When we reached our destination, the policemen around the place also seemed to be subject to stress, on what was, I presumed, a customarily busy morning. Citizens who came in to transact business of one kind or another, also, somewhat more understandably, showed signs of anxiety, which after a certain point is classified as a mild mental illness. Next the young police woman, possibly trained to display no signs of emotion, asked me to hand over all my valuables, and helped me to count my money. We tugged at the bangles on my arm, which stubbornly refused to ride over my knuckles and gave up. This was the first indication I had that I was under arrest. If my mental health thermometer had not been registering a norm, I could have succumbed to panic reaction. So perhaps it was fortunate that at this point good friends came in and relieved the suppressed tension. I did, while we were waiting for the next move, give serious thought to the position of someone who did not have access to communication channels, or had been terrified out of their wits. No wonder our rate of trauma is steeply on the rise, and suicide rate recorded as one of the highest in the world, not taking into account attempted suicide and cyanide consumption.
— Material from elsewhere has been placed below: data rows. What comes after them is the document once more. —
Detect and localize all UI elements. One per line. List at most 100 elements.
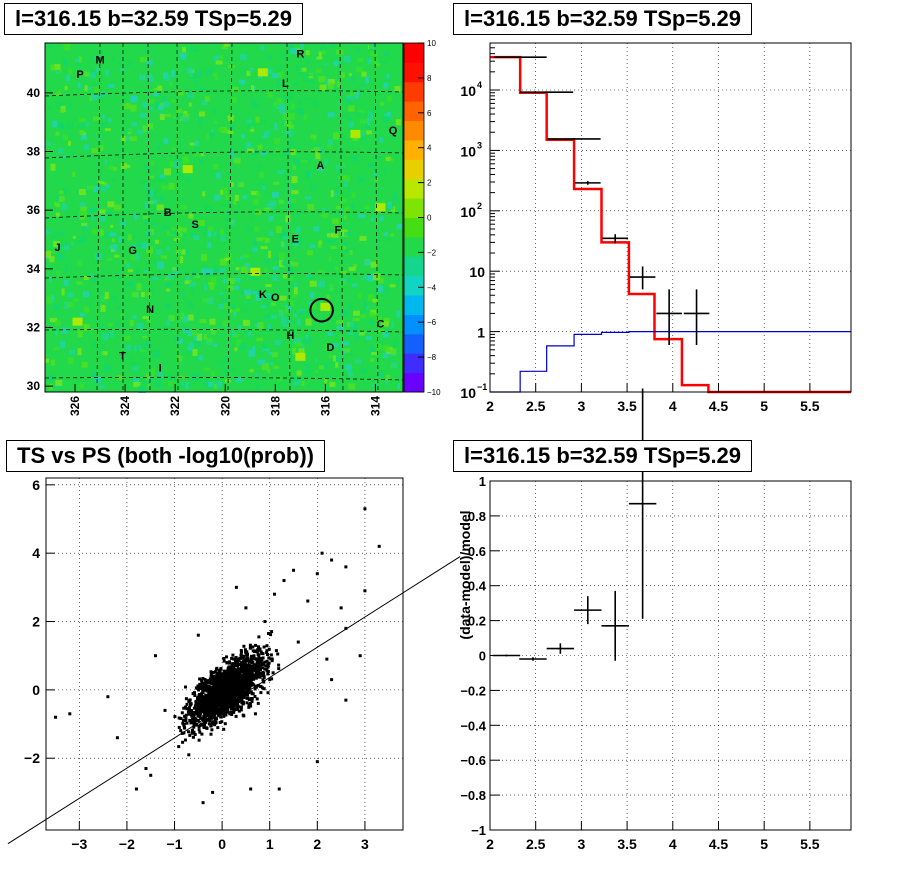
scatter-point	[225, 703, 229, 707]
spectrum-y-tick-label: 1	[477, 325, 485, 341]
map-pixel	[146, 183, 150, 191]
map-pixel	[234, 194, 239, 201]
scatter-point	[180, 711, 184, 715]
map-pixel	[313, 226, 320, 232]
residual-x-tick-label: 2	[486, 836, 494, 852]
scatter-point	[185, 702, 189, 706]
map-pixel	[365, 306, 369, 310]
scatter-point	[259, 691, 263, 695]
map-pixel	[79, 215, 85, 220]
scatter-point	[256, 664, 260, 668]
map-pixel	[68, 349, 75, 355]
map-pixel	[53, 347, 60, 351]
map-pixel	[267, 92, 273, 98]
scatter-point	[205, 707, 209, 711]
scatter-x-tick-label: 0	[218, 836, 226, 852]
map-pixel	[255, 384, 260, 391]
map-pixel	[152, 92, 159, 97]
scatter-point	[263, 660, 267, 664]
map-pixel	[61, 253, 65, 261]
scatter-point	[222, 714, 226, 718]
map-pixel	[180, 227, 187, 233]
map-pixel	[60, 341, 66, 349]
spectrum-frame	[489, 42, 852, 393]
scatter-x-tick-label: 3	[361, 836, 369, 852]
scatter-point	[234, 660, 238, 664]
map-source-label: P	[76, 69, 83, 81]
map-pixel	[301, 381, 305, 387]
scatter-point	[236, 707, 239, 711]
map-pixel	[282, 95, 288, 100]
map-pixel	[194, 141, 199, 147]
map-pixel	[218, 304, 225, 309]
map-pixel	[137, 129, 145, 135]
map-pixel	[262, 185, 265, 190]
map-pixel	[101, 114, 105, 119]
scatter-point	[247, 703, 251, 707]
map-pixel	[159, 114, 165, 121]
map-pixel	[264, 130, 271, 135]
map-pixel	[121, 353, 126, 358]
map-pixel	[182, 325, 189, 330]
scatter-point	[247, 698, 251, 701]
map-pixel	[288, 112, 295, 120]
scatter-y-tick-label: −2	[24, 750, 40, 766]
scatter-point	[192, 723, 196, 727]
map-pixel	[396, 224, 404, 230]
map-pixel	[271, 352, 278, 358]
map-pixel	[170, 70, 175, 78]
scatter-point	[282, 579, 286, 583]
scatter-point	[247, 668, 251, 672]
map-pixel	[246, 119, 253, 124]
map-pixel	[361, 130, 365, 137]
map-pixel	[338, 175, 346, 180]
map-pixel	[386, 73, 390, 79]
map-pixel	[253, 238, 259, 246]
colorbar-tick-label: 2	[427, 179, 432, 188]
scatter-point	[196, 719, 200, 722]
scatter-point	[259, 671, 263, 675]
scatter-point	[201, 708, 205, 712]
map-pixel	[354, 335, 360, 340]
map-pixel	[83, 276, 89, 280]
map-pixel	[293, 379, 301, 386]
map-pixel	[339, 281, 347, 285]
map-pixel	[278, 106, 286, 114]
scatter-point	[277, 667, 281, 671]
map-pixel	[166, 181, 170, 185]
map-source-label: J	[54, 242, 60, 254]
map-pixel	[367, 164, 375, 168]
scatter-point	[218, 712, 222, 715]
scatter-point	[204, 684, 208, 688]
scatter-point	[239, 653, 243, 657]
map-pixel	[281, 241, 284, 247]
scatter-point	[261, 652, 265, 656]
map-pixel	[91, 148, 99, 154]
scatter-point	[242, 701, 246, 705]
map-pixel	[345, 98, 352, 104]
map-pixel	[343, 175, 350, 183]
scatter-point	[239, 697, 243, 701]
map-pixel	[308, 301, 313, 308]
map-pixel	[282, 117, 287, 125]
scatter-point	[201, 704, 205, 707]
scatter-point	[239, 705, 243, 709]
colorbar-band	[404, 217, 424, 238]
scatter-point	[261, 656, 265, 660]
map-pixel	[91, 94, 98, 101]
scatter-point	[248, 685, 252, 689]
map-pixel	[255, 373, 259, 378]
map-pixel	[188, 213, 194, 219]
scatter-point	[182, 725, 186, 729]
map-pixel	[340, 72, 345, 79]
map-pixel	[315, 152, 321, 160]
map-pixel	[147, 201, 154, 204]
scatter-point	[228, 660, 232, 664]
map-pixel	[271, 73, 279, 79]
map-pixel	[84, 85, 88, 92]
map-pixel	[385, 378, 389, 385]
map-pixel	[334, 187, 339, 194]
map-pixel	[63, 187, 68, 195]
map-pixel	[202, 100, 209, 105]
map-pixel	[315, 370, 319, 374]
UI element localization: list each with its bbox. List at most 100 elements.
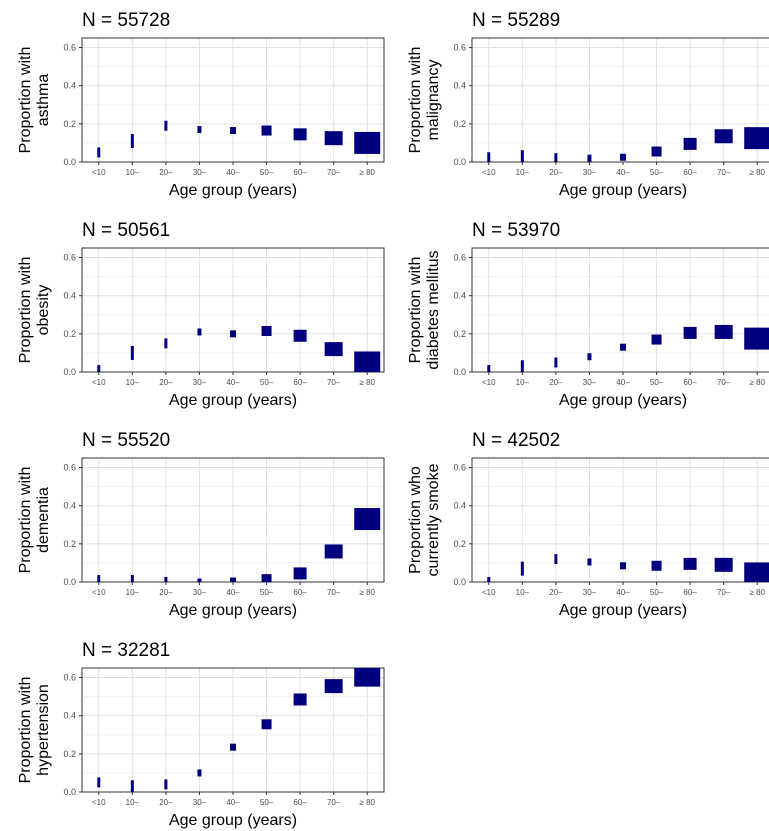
x-tick-label: 70– xyxy=(327,798,341,807)
x-tick-label: 10– xyxy=(516,168,530,177)
data-point xyxy=(130,575,134,582)
x-tick-label: 50– xyxy=(650,588,664,597)
chart-title: N = 55289 xyxy=(472,10,560,31)
data-point xyxy=(197,328,202,336)
data-point xyxy=(354,668,381,687)
data-point xyxy=(554,357,558,368)
x-tick-label: 30– xyxy=(193,168,207,177)
x-axis-label: Age group (years) xyxy=(559,392,687,409)
x-tick-label: 50– xyxy=(260,588,274,597)
x-tick-label: 30– xyxy=(193,798,207,807)
data-point xyxy=(587,154,592,162)
data-point xyxy=(164,338,168,349)
data-point xyxy=(97,147,101,158)
x-tick-label: 40– xyxy=(616,588,630,597)
x-tick-label: 60– xyxy=(293,168,307,177)
x-tick-label: <10 xyxy=(482,378,496,387)
data-point xyxy=(324,342,343,357)
x-tick-label: 60– xyxy=(683,168,697,177)
chart-panel: N = 50561 0.0 0.2 0.4 0.6 <10 10– 20– 30– 40– 50– 6… xyxy=(17,220,385,409)
x-tick-label: 40– xyxy=(226,798,240,807)
data-point xyxy=(293,128,307,141)
data-point xyxy=(620,562,626,570)
chart-title: N = 55728 xyxy=(82,10,170,31)
x-tick-label: 10– xyxy=(126,798,140,807)
data-point xyxy=(587,353,592,361)
data-point xyxy=(97,575,101,582)
y-tick-label: 0.0 xyxy=(453,577,466,587)
x-tick-label: 70– xyxy=(327,378,341,387)
x-tick-label: ≥ 80 xyxy=(749,378,765,387)
data-point xyxy=(293,329,307,342)
x-tick-label: ≥ 80 xyxy=(749,588,765,597)
data-point xyxy=(714,324,733,339)
marker-group xyxy=(487,127,769,162)
y-axis-label: Proportion whocurrently smoke xyxy=(407,463,442,576)
data-point xyxy=(587,558,592,566)
data-point xyxy=(164,577,168,582)
y-tick-label: 0.0 xyxy=(63,367,76,377)
y-axis-label: Proportion withobesity xyxy=(17,257,52,364)
x-tick-label: 10– xyxy=(126,168,140,177)
x-tick-label: 70– xyxy=(327,168,341,177)
y-tick-label: 0.6 xyxy=(453,43,466,53)
data-point xyxy=(520,150,524,162)
x-tick-label: <10 xyxy=(92,798,106,807)
chart-panel: N = 55520 0.0 0.2 0.4 0.6 <10 10– 20– 30– 40– 50– 6… xyxy=(17,430,385,619)
data-point xyxy=(324,131,343,146)
data-point xyxy=(651,334,662,345)
x-tick-label: ≥ 80 xyxy=(359,798,375,807)
x-tick-label: 30– xyxy=(583,378,597,387)
x-tick-label: 50– xyxy=(650,168,664,177)
y-tick-label: 0.6 xyxy=(63,253,76,263)
data-point xyxy=(354,351,381,372)
data-point xyxy=(164,120,168,131)
data-point xyxy=(487,365,491,372)
y-tick-label: 0.4 xyxy=(453,291,466,301)
y-tick-label: 0.6 xyxy=(453,253,466,263)
x-tick-label: 10– xyxy=(126,378,140,387)
y-axis-label: Proportion withdiabetes mellitus xyxy=(407,250,442,369)
x-tick-label: ≥ 80 xyxy=(359,378,375,387)
data-point xyxy=(97,365,101,372)
data-point xyxy=(714,557,733,572)
x-tick-label: ≥ 80 xyxy=(359,168,375,177)
chart-title: N = 32281 xyxy=(82,640,170,661)
y-tick-label: 0.6 xyxy=(453,463,466,473)
x-tick-label: <10 xyxy=(482,588,496,597)
data-point xyxy=(230,127,236,135)
y-tick-label: 0.2 xyxy=(63,329,76,339)
y-tick-label: 0.2 xyxy=(63,749,76,759)
y-tick-label: 0.0 xyxy=(453,157,466,167)
data-point xyxy=(651,560,662,571)
data-point xyxy=(620,153,626,161)
x-tick-label: 30– xyxy=(193,588,207,597)
y-tick-label: 0.2 xyxy=(453,329,466,339)
x-tick-label: 20– xyxy=(549,378,563,387)
data-point xyxy=(230,743,236,751)
chart-panel: N = 32281 0.0 0.2 0.4 0.6 <10 10– 20– 30– 40– 50– 6… xyxy=(17,640,385,829)
x-tick-label: 70– xyxy=(717,378,731,387)
chart-panel: N = 42502 0.0 0.2 0.4 0.6 <10 10– 20– 30– 40– 50– 6… xyxy=(407,430,769,619)
x-axis-label: Age group (years) xyxy=(169,602,297,619)
x-tick-label: 50– xyxy=(650,378,664,387)
x-tick-label: ≥ 80 xyxy=(359,588,375,597)
data-point xyxy=(197,578,202,582)
x-tick-label: 10– xyxy=(126,588,140,597)
data-point xyxy=(520,561,524,576)
data-point xyxy=(744,562,769,582)
y-tick-label: 0.6 xyxy=(63,673,76,683)
x-tick-label: 60– xyxy=(293,378,307,387)
data-point xyxy=(261,719,272,730)
chart-title: N = 50561 xyxy=(82,220,170,241)
x-tick-label: 70– xyxy=(717,168,731,177)
y-axis-label: Proportion withhypertension xyxy=(17,677,52,784)
data-point xyxy=(554,153,558,162)
data-point xyxy=(164,779,168,790)
chart-panel: N = 55728 0.0 0.2 0.4 0.6 <10 10– 20– 30– 40– 50– 6… xyxy=(17,10,385,199)
x-tick-label: 30– xyxy=(583,168,597,177)
x-tick-label: 40– xyxy=(226,168,240,177)
x-tick-label: 30– xyxy=(193,378,207,387)
y-axis-label: Proportion withasthma xyxy=(17,47,52,154)
data-point xyxy=(261,125,272,136)
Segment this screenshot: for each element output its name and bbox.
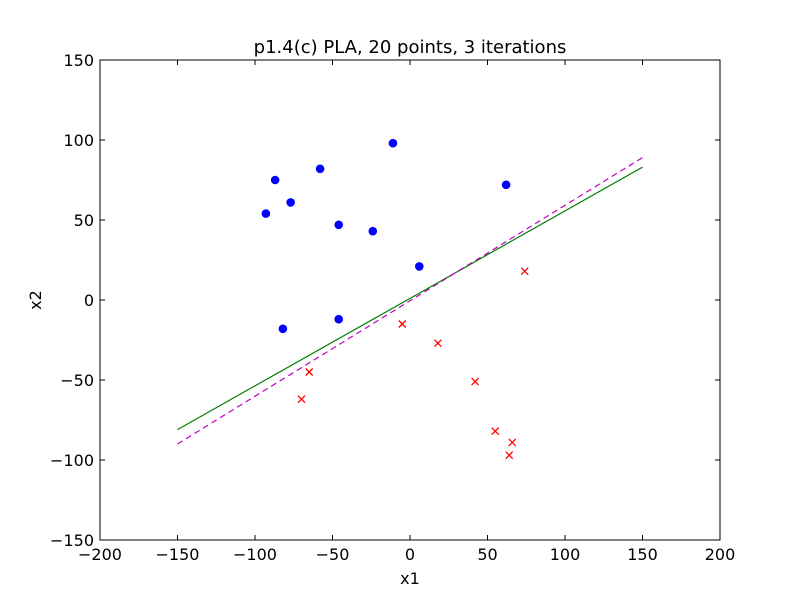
circle-point	[334, 220, 344, 230]
plot-points	[261, 138, 529, 460]
y-tick-label: 0	[84, 291, 94, 310]
x-point	[491, 427, 500, 436]
x-point	[508, 438, 517, 447]
dashed-boundary-line	[177, 157, 643, 445]
x-tick-label: 50	[477, 545, 497, 564]
y-tick-label: 150	[63, 51, 94, 70]
x-tick-label: 0	[405, 545, 415, 564]
x-tick-label: −100	[233, 545, 277, 564]
y-tick-label: −150	[50, 531, 94, 550]
y-axis-label: x2	[26, 290, 45, 310]
y-tick-label: 50	[74, 211, 94, 230]
x-point	[398, 320, 407, 328]
x-tick-label: 100	[550, 545, 581, 564]
solid-boundary-line	[177, 166, 643, 431]
circle-point	[501, 180, 511, 190]
x-point	[505, 451, 514, 460]
x-tick-label: −50	[316, 545, 350, 564]
x-tick-label: −150	[156, 545, 200, 564]
x-point-stroke	[433, 339, 442, 348]
y-axis-ticks: −150 −100 −50 0 50 100 150	[50, 51, 720, 550]
x-axis-ticks: −200 −150 −100 −50 0 50 100 150 200	[78, 60, 735, 564]
x-point	[520, 267, 529, 276]
y-tick-label: −100	[50, 451, 94, 470]
circle-point	[286, 198, 295, 207]
circle-point	[270, 175, 280, 185]
x-point-stroke	[491, 427, 500, 436]
x-point-stroke	[471, 377, 480, 386]
y-tick-label: −50	[60, 371, 94, 390]
x-point	[433, 339, 442, 348]
circle-point	[278, 324, 288, 334]
y-tick-label: 100	[63, 131, 94, 150]
x-point-stroke	[305, 368, 314, 376]
circle-point	[315, 164, 325, 174]
circle-point	[388, 138, 398, 148]
circle-point	[368, 226, 378, 236]
x-point-stroke	[508, 438, 517, 447]
circle-point	[261, 209, 271, 218]
x-point-stroke	[297, 395, 306, 404]
plot-lines	[177, 157, 643, 445]
chart-title: p1.4(c) PLA, 20 points, 3 iterations	[254, 37, 567, 58]
x-point-stroke	[520, 267, 529, 276]
x-axis-label: x1	[400, 569, 420, 588]
circle-point	[415, 262, 424, 271]
x-point-stroke	[505, 451, 514, 460]
x-point	[305, 368, 314, 376]
x-tick-label: 150	[627, 545, 658, 564]
x-point-stroke	[398, 320, 407, 328]
x-tick-label: −200	[78, 545, 122, 564]
circle-point	[334, 314, 344, 324]
x-point	[297, 395, 306, 404]
plot-frame	[99, 59, 721, 541]
x-tick-label: 200	[705, 545, 736, 564]
x-point	[471, 377, 480, 386]
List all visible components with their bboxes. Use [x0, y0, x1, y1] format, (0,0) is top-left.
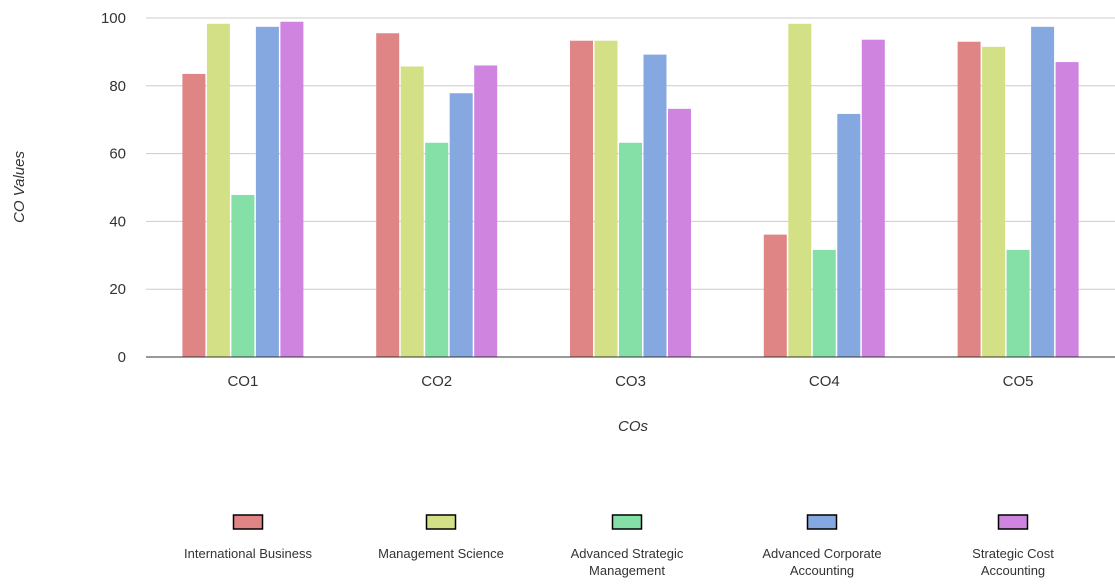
bar: [619, 142, 642, 357]
legend: International Business Management Science…: [184, 514, 1054, 578]
bar: [255, 26, 279, 358]
bar: [763, 234, 787, 357]
y-tick-label: 40: [109, 213, 126, 230]
bar: [643, 54, 667, 357]
y-tick-label: 80: [109, 78, 126, 95]
legend-swatch: [611, 514, 643, 530]
bar: [376, 33, 400, 357]
y-axis-title: CO Values: [11, 151, 28, 223]
x-tick-label: CO2: [421, 373, 452, 390]
y-tick-label: 0: [118, 349, 126, 366]
bar: [812, 249, 836, 357]
bar: [425, 142, 449, 357]
legend-label: Strategic Cost Accounting: [972, 546, 1054, 578]
y-axis-ticks: 0 20 40 60 80 100: [101, 10, 126, 366]
x-tick-label: CO5: [1003, 373, 1034, 390]
legend-swatch: [425, 514, 457, 530]
bar: [231, 194, 255, 357]
y-tick-label: 100: [101, 10, 126, 27]
x-tick-label: CO3: [615, 373, 646, 390]
bar: [982, 46, 1006, 357]
bars: [182, 21, 1079, 358]
bar: [1055, 62, 1079, 357]
bar: [1006, 249, 1030, 357]
bar: [182, 73, 206, 357]
legend-label: Management Science: [378, 546, 504, 561]
bar: [474, 65, 498, 358]
legend-label: Advanced Corporate Accounting: [762, 546, 881, 578]
bar: [280, 21, 304, 357]
bar: [400, 66, 424, 358]
x-tick-label: CO1: [227, 373, 258, 390]
legend-swatch: [232, 514, 264, 530]
x-axis-title: COs: [618, 418, 649, 435]
bar: [957, 41, 981, 357]
y-tick-label: 20: [109, 281, 126, 298]
legend-label: Advanced Strategic Management: [571, 546, 684, 578]
bar: [788, 23, 812, 357]
legend-label: International Business: [184, 546, 312, 561]
bar: [570, 40, 593, 357]
bar: [837, 113, 861, 357]
bar: [594, 40, 618, 357]
y-tick-label: 60: [109, 146, 126, 163]
legend-swatch: [997, 514, 1029, 530]
bar: [668, 108, 691, 358]
legend-swatch: [806, 514, 838, 530]
bar: [861, 39, 885, 358]
bar: [1031, 26, 1055, 358]
x-axis-ticks: CO1 CO2 CO3 CO4 CO5: [227, 373, 1033, 390]
bar: [449, 93, 473, 358]
x-tick-label: CO4: [809, 373, 840, 390]
bar: [206, 23, 230, 357]
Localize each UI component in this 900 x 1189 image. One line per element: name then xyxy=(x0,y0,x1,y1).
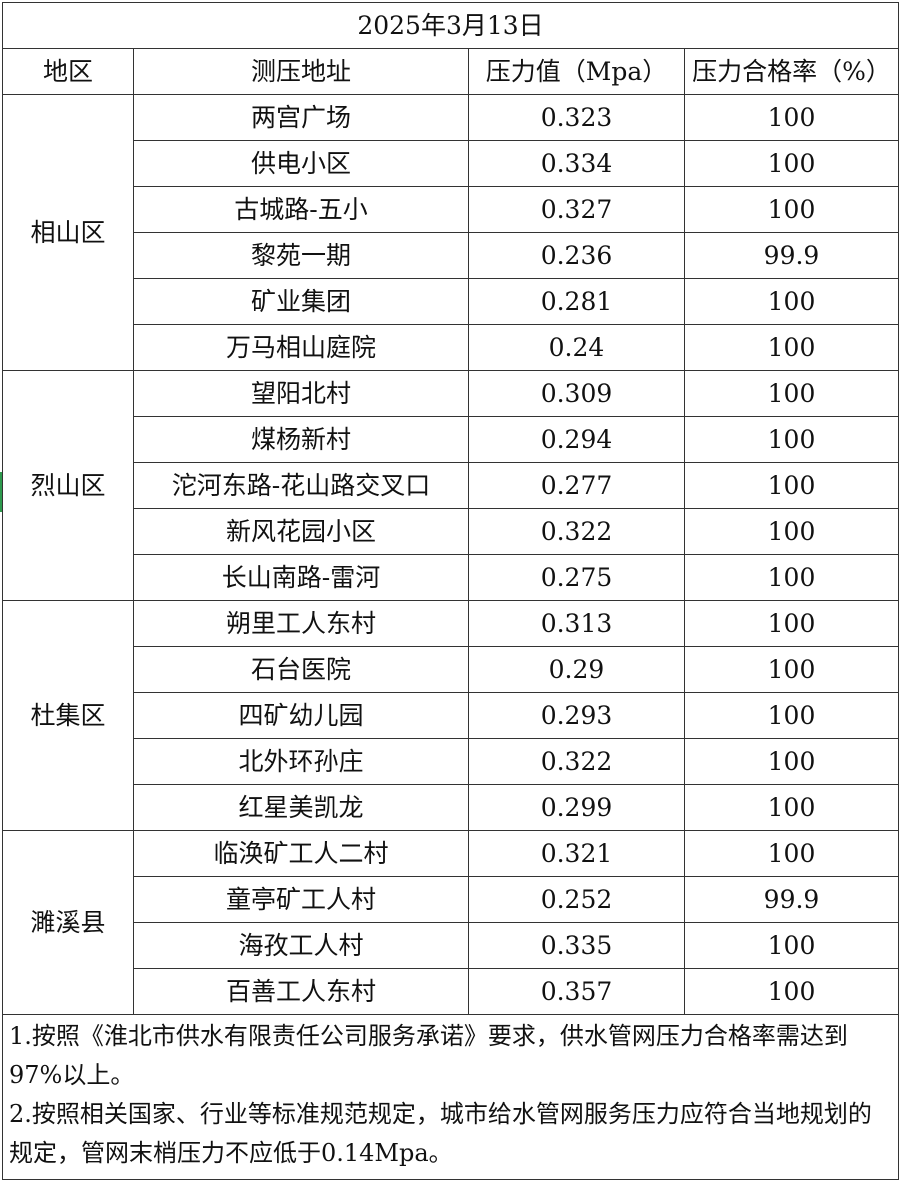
pressure-cell: 0.313 xyxy=(468,600,685,647)
table-row: 童亭矿工人村 0.252 99.9 xyxy=(3,876,900,923)
address-cell: 海孜工人村 xyxy=(133,922,469,969)
address-cell: 百善工人东村 xyxy=(133,968,469,1015)
table-row: 长山南路-雷河 0.275 100 xyxy=(3,554,900,601)
address-cell: 红星美凯龙 xyxy=(133,784,469,831)
rate-cell: 100 xyxy=(683,922,900,969)
table-row: 四矿幼儿园 0.293 100 xyxy=(3,692,900,739)
address-cell: 两宫广场 xyxy=(133,94,469,141)
pressure-cell: 0.335 xyxy=(468,922,685,969)
pressure-cell: 0.277 xyxy=(468,462,685,509)
table-row: 相山区 两宫广场 0.323 100 xyxy=(2,94,900,371)
address-cell: 沱河东路-花山路交叉口 xyxy=(133,462,469,509)
table-row: 矿业集团 0.281 100 xyxy=(3,278,900,325)
selection-marker xyxy=(0,472,2,512)
table-row: 煤杨新村 0.294 100 xyxy=(3,416,900,463)
pressure-cell: 0.293 xyxy=(468,692,685,739)
rate-cell: 100 xyxy=(683,140,900,187)
pressure-cell: 0.357 xyxy=(468,968,685,1015)
rate-cell: 100 xyxy=(683,508,900,555)
rate-cell: 99.9 xyxy=(683,232,900,279)
pressure-cell: 0.252 xyxy=(468,876,685,923)
table-row: 供电小区 0.334 100 xyxy=(3,140,900,187)
pressure-cell: 0.322 xyxy=(468,508,685,555)
region-cell: 杜集区 xyxy=(2,600,134,831)
table-row: 杜集区 朔里工人东村 0.313 100 xyxy=(2,600,900,831)
address-cell: 供电小区 xyxy=(133,140,469,187)
address-cell: 万马相山庭院 xyxy=(133,324,469,371)
address-cell: 古城路-五小 xyxy=(133,186,469,233)
table-row: 百善工人东村 0.357 100 xyxy=(3,968,900,1015)
header-pressure: 压力值（Mpa） xyxy=(468,48,685,95)
address-cell: 黎苑一期 xyxy=(133,232,469,279)
rate-cell: 100 xyxy=(683,968,900,1015)
address-cell: 石台医院 xyxy=(133,646,469,693)
pressure-cell: 0.327 xyxy=(468,186,685,233)
rate-cell: 100 xyxy=(683,738,900,785)
pressure-cell: 0.236 xyxy=(468,232,685,279)
table-row: 沱河东路-花山路交叉口 0.277 100 xyxy=(3,462,900,509)
notes-cell: 1.按照《淮北市供水有限责任公司服务承诺》要求，供水管网压力合格率需达到97%以… xyxy=(1,1014,900,1180)
table-row: 濉溪县 临涣矿工人二村 0.321 100 xyxy=(2,830,900,1015)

Taking the pulse of what was occurring around me, I felt that a Harvard Report on the pending epidemic of suicide was not necessary to flash warning signals of spreading mental malaise. The majority of our population live, and will probably continue to live for some time to come in a mental trauma ridden social environment.

Certainly palatives such as watching cricket and street dramas provide mild therapy, but more substantive responses are demanded. Much more is amiss that what three dozen psychiatrists, 4 clinical psychologists, 6 psychiatric social workers, counsellors and NGO personnel can make a dent in. We need residential rehabilitation homes, day care facilities and half way houses, not bars, fast food outlets and advertising gimmicks to stem the tide of mental ill health.

What better time that right away to launch a National Mental Health Week. The date is set for October 10-16 - a very short time span, in which to initiate activities, create methodologies to promote public awareness, and lobby for higher priority to be given both in the government and NGO sectors, to mental health care and the human rights of the mentally ill. A desirable approach would be education on mental health in both the formal and non-formal sectors, in order to overcome ingrained stigma, and attention to prevailing shortcomings in treatment and therapy that tend to be avoided or shelved for the time being.

Personally I am most relieved that the title of this article is not "Musing in a detention cell," that it may have been if not for timely recognition, treatment and rehabilitation from a mini mishap, which threatened to lead to mild PTSD.